Empecemos a identificar nuestros “nortes postergados”: miremos qué
sucede en nuestras familias, cómo son las relaciones en la pareja,
cuáles son los cuidados que tomamos para que en las familias se eduque
para el bien común familiar y social. Allí aprendemos a convivir y a
ser solidarios, o no aprendemos. ¡Cuántos “nortes postergados”

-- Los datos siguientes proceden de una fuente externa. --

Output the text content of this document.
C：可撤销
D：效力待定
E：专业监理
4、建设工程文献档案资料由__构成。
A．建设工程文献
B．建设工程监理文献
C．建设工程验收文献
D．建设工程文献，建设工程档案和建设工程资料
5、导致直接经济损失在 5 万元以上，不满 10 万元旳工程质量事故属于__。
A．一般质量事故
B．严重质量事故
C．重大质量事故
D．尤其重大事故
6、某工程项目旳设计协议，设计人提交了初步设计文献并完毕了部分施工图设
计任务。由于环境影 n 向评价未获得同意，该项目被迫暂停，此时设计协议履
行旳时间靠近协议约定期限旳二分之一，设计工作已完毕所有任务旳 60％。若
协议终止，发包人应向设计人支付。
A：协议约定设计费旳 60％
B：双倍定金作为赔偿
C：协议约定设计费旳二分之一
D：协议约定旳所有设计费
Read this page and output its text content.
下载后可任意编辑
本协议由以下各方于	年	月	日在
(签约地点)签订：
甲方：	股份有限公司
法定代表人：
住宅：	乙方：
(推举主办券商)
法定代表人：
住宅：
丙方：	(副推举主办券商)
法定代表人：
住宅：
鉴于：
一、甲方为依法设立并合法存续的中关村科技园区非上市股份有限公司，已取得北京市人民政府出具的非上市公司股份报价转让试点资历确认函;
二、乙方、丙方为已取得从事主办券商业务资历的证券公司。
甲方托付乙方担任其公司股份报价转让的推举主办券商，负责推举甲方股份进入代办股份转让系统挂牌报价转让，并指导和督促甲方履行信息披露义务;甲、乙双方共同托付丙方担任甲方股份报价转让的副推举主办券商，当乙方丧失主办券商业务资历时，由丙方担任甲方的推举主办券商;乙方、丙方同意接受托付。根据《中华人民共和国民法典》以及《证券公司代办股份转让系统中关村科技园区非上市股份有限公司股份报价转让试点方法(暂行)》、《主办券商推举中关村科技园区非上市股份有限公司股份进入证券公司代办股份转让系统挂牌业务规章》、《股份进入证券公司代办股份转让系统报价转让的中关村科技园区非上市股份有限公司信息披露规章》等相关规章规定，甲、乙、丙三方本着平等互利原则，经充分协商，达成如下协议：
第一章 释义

mantenemos en educación, en salud, en trabajo!
Esto no significa
desplazar la atención sobre una problemática que es de responsabilidad
provincial, sino recordar que la solución de los diversos “nortes
postergados”, incluyendo el del Norte Santafesino en su contexto
provincial, no se reduce sólo a una cuestión de estrategia y de
programas. El mal que nos mantiene paralizados y enfrentados está en
nuestras mentes y en nuestros corazones. Por eso, el verdadero desafío
está en la educación de los valores. Y esta educación empieza en la
familia, continúa en la escuela y se consolida en las instituciones,
donde nos vamos educando continuamente en el ejercicio de nuestros
derechos y en el cumplimiento de nuestras obligaciones; donde
aprendemos que la verdadera libertad es aquella cuyas acciones se
orientan hacia el bien común. Por eso dice el Martín Fierro que el
gaucho debe tener “casa, escuela, iglesia y derechos”.
Sin
embargo, en nuestro Norte y más allá de él hay muchos hombres y
mujeres, con diverso nivel de responsabilidades, que entregan
generosamente su tiempo, sus talentos y con frecuencia también sus
recursos, para llevar adelante muchas acciones solidarias y de
promoción humana. Son aquellos que con su acción silenciosa y humilde
acompañan, contienen y animan la esperanza y el esfuerzo de tantos
hermanos y hermanas que luchan por su subsistencia y por la de sus
hijos. Dios, que ve en lo secreto de los corazones (Mt, 6, 18),
sostenga y recompense la entrega generosa de sus vidas en bien de los
demás.
Pidamos a Dios, dador de todo Bien, que nos dé un corazón agradecido a
Él por todo lo que nos ha dado y sigue dando en esta maravillosa y
sufrida Argentina. Pero, al mismo tiempo, digámosle humildes que
necesitamos la fuerza de su Amor y su Perdón, para mirarnos sin odios
y sin rencores, y sentirnos libres para seguir construyendo la
Provincia de Santa Fe, desde nuestro Norte Santafesino, en la verdad y
el bien para todos los que habitamos este suelo por Dios bendito.